ATAD Anti-Avoidance

ATAD Anti-Avoidance

The Anti-Tax Avoidance Directives (ATAD I and II) establish a common framework of anti-avoidance measures across the EU, addressing the most prevalent forms of aggressive tax planning that affect the functioning of the internal market.

ATAD I & II Overview

ATAD I (Directive 2016/1164) was adopted in July 2016 and required transposition by 1 January 2019 (with exit tax rules by 1 January 2020). It covers five core measures: interest limitation, exit taxation, a general anti-abuse rule (GAAR), CFC rules, and hybrid mismatch rules for intra-EU situations.

ATAD II (Directive 2017/952) extended the hybrid mismatch rules to cover mismatches involving third countries, reverse hybrid mismatches, and imported mismatches. Member States were required to transpose ATAD II by 1 January 2020 (reverse hybrids by 1 January 2022).

GAAR (Art. 6)

Article 6 introduces a General Anti-Abuse Rule that allows Member States to ignore arrangements or series of arrangements that are "non-genuine" — meaning they have been put in place for the main purpose or one of the main purposes of obtaining a tax advantage that defeats the object or purpose of the applicable tax provisions.

Main Purpose Test

An arrangement is caught if obtaining a tax advantage is one of the main purposes. This is a lower threshold than 'sole' or 'dominant' purpose tests found in some domestic laws.

Genuineness Test

An arrangement is non-genuine to the extent it is not put in place for valid commercial reasons reflecting economic reality.

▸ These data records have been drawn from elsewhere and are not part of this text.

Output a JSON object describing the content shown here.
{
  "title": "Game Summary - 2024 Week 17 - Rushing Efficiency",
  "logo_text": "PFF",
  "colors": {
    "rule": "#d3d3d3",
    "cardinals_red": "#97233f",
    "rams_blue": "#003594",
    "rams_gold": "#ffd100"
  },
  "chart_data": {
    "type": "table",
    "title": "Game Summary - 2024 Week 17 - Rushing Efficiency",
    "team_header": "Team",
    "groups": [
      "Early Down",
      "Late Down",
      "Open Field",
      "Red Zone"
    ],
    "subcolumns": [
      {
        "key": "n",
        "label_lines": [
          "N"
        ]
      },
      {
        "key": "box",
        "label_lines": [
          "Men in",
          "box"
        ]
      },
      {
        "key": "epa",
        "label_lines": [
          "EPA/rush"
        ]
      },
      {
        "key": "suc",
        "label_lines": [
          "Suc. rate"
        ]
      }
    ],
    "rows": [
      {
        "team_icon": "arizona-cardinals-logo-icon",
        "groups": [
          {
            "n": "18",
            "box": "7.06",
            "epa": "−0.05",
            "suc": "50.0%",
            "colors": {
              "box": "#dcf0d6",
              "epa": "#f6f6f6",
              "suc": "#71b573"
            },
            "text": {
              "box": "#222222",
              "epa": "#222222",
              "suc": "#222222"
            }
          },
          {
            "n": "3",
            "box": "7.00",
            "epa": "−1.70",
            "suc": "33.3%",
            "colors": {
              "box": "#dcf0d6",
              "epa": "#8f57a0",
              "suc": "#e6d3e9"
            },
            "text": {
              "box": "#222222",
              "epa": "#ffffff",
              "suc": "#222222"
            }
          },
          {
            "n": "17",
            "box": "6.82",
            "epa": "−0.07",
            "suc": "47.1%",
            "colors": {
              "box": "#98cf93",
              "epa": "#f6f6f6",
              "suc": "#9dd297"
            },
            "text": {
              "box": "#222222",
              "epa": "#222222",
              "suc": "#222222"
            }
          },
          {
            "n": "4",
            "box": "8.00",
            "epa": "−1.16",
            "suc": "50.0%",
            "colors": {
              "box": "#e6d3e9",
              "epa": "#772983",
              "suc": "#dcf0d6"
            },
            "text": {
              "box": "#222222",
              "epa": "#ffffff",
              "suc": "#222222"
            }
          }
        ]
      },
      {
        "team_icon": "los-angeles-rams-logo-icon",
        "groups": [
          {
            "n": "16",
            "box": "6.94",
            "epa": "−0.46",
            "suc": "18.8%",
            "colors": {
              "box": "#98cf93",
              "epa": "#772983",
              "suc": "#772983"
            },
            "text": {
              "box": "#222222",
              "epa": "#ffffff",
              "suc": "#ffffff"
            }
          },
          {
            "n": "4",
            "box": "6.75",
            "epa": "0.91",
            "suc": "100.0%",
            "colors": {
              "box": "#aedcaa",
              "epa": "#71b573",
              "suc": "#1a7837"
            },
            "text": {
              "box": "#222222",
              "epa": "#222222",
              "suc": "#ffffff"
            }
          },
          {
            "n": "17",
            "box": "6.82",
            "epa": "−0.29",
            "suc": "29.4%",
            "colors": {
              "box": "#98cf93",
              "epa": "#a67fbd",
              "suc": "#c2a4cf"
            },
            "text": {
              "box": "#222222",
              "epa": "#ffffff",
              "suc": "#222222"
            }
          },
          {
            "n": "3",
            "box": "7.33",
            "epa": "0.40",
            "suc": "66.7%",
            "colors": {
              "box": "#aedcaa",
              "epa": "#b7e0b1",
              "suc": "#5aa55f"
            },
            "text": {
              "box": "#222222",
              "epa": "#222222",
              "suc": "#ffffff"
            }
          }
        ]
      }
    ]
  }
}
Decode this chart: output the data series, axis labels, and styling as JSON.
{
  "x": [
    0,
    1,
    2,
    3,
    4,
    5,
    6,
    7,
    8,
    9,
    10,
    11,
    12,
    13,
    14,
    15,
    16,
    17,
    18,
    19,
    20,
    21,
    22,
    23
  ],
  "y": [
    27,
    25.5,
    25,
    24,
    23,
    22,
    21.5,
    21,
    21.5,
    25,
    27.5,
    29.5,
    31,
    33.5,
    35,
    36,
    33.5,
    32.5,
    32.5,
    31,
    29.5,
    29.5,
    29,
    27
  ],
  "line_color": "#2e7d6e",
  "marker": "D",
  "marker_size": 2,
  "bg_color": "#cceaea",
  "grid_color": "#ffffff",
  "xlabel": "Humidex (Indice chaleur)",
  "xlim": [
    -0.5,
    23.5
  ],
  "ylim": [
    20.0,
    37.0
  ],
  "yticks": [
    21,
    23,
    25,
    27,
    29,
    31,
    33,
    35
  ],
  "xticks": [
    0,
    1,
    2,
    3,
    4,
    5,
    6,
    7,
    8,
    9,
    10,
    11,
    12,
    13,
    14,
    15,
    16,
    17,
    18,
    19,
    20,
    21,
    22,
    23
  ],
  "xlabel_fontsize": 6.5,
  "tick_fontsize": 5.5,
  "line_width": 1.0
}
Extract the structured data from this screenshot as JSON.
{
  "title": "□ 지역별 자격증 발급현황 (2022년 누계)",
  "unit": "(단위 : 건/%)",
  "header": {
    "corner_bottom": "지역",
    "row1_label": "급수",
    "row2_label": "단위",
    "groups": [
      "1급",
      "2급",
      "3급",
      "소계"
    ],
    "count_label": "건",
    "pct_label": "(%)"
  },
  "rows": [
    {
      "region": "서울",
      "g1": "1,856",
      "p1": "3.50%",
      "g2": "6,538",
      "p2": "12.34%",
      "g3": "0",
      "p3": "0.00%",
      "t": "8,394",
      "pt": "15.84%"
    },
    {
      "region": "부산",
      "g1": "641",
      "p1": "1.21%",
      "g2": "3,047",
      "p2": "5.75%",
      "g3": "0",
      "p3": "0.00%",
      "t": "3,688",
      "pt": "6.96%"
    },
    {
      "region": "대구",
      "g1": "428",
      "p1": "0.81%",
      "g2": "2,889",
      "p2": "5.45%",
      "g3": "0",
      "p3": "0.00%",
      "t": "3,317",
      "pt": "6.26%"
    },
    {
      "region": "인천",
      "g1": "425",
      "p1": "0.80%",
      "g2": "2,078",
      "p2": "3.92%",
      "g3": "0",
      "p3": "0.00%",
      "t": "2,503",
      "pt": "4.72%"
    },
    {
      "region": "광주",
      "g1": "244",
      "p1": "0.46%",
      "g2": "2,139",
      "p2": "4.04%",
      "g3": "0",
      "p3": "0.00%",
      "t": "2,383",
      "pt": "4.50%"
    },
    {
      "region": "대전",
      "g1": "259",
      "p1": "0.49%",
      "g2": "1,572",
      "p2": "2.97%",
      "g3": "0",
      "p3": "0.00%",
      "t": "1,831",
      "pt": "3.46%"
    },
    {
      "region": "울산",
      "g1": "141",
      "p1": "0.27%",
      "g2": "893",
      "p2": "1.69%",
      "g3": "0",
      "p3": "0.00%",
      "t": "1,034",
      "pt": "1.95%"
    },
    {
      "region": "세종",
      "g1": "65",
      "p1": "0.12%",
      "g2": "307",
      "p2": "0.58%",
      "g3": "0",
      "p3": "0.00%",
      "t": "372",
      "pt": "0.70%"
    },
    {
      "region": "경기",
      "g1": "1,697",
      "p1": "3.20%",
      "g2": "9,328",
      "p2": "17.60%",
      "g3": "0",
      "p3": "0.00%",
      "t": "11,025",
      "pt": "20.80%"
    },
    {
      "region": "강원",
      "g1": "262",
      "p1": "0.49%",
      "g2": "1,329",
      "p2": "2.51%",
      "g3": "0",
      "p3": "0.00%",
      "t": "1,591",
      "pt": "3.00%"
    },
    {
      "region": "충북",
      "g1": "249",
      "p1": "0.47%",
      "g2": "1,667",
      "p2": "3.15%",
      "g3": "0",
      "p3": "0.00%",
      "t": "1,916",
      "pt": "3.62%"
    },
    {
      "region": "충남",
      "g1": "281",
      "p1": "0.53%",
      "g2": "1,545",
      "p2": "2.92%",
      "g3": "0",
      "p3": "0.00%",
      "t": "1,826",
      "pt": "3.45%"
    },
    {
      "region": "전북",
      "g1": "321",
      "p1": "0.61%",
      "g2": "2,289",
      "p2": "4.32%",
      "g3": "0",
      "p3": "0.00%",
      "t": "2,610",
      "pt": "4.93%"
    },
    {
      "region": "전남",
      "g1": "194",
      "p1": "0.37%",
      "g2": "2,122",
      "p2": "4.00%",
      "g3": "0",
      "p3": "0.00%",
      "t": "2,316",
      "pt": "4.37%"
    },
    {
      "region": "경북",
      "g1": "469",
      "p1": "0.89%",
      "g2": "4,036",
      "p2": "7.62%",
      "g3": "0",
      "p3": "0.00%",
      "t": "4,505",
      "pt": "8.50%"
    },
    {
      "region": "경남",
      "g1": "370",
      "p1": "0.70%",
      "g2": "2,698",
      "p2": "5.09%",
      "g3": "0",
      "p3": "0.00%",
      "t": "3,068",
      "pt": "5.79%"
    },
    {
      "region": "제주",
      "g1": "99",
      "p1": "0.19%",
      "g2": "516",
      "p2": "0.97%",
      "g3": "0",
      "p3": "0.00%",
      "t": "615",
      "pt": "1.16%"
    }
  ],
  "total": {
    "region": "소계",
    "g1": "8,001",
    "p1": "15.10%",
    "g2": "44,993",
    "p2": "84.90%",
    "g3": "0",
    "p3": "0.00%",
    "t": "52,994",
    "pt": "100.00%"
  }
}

Structures with genuine economic substance typically survive scrutiny.

Exit Tax (Art. 5)

Exit taxation applies when a taxpayer transfers assets, tax residence, or a permanent establishment out of a Member State. The departing state taxes unrealised capital gains that have accrued while the assets were within its taxing jurisdiction.

Asset Transfer

Transfer of assets from a head office to a PE in another jurisdiction, or from a PE to the head office or another PE abroad.

Residence Transfer

Migration of tax residence to another Member State or third country.

PE Transfer

Transfer of the business carried on by a PE to another jurisdiction.

For transfers within the EU/EEA, the taxpayer has the right to defer payment by instalments over five years. Third-country transfers may be subject to immediate payment.

Hybrid Mismatches (Art. 9/9a)

Hybrid mismatch rules neutralise tax advantages arising from differences in the characterisation of financial instruments, entities, or permanent establishments between two or more jurisdictions:

Deduction Without Inclusion (D/NI)

A payment is deductible in the payer jurisdiction but not included in taxable income in the payee jurisdiction. The primary response denies the deduction; the defensive response requires inclusion.

Double Deduction (DD)

The same payment is deductible in two jurisdictions simultaneously. The primary response denies the deduction in the investor state; the defensive response denies it in the payer state.

Imported Mismatches

A deductible payment funds (directly or indirectly) expenditure under a hybrid arrangement between entities in other jurisdictions, importing the mismatch effect.

Switch-Over Rule

Where a Member State grants a participation exemption or territorial exemption for foreign income, the switch-over rule allows the state to switch from exemption to the credit method when the income has been subject to a low effective tax rate in the source country. This prevents double non-taxation of foreign dividends, capital gains, or PE profits.

The switch-over rule is optional under ATAD — not all Member States have implemented it. Where applied, the threshold for "low tax" is typically linked to the domestic statutory rate.

Reverse Hybrids (ATAD II)

A reverse hybrid entity is one that is treated as transparent (fiscally ignored) in its jurisdiction of establishment but as opaque (a separate taxable entity) in the jurisdiction of its investor/parent. This mismatch can result in income falling through the cracks — not taxed in either jurisdiction.

Under ATAD II, where a reverse hybrid entity is established in a Member State and one or more associated non-resident investors are located in jurisdictions that regard the entity as opaque, the Member State of establishment must tax the income to the extent it is not otherwise taxed under the laws of any other jurisdiction.

Important

Hybrid mismatch rules apply regardless of intent — even commercially motivated structures may trigger adjustments.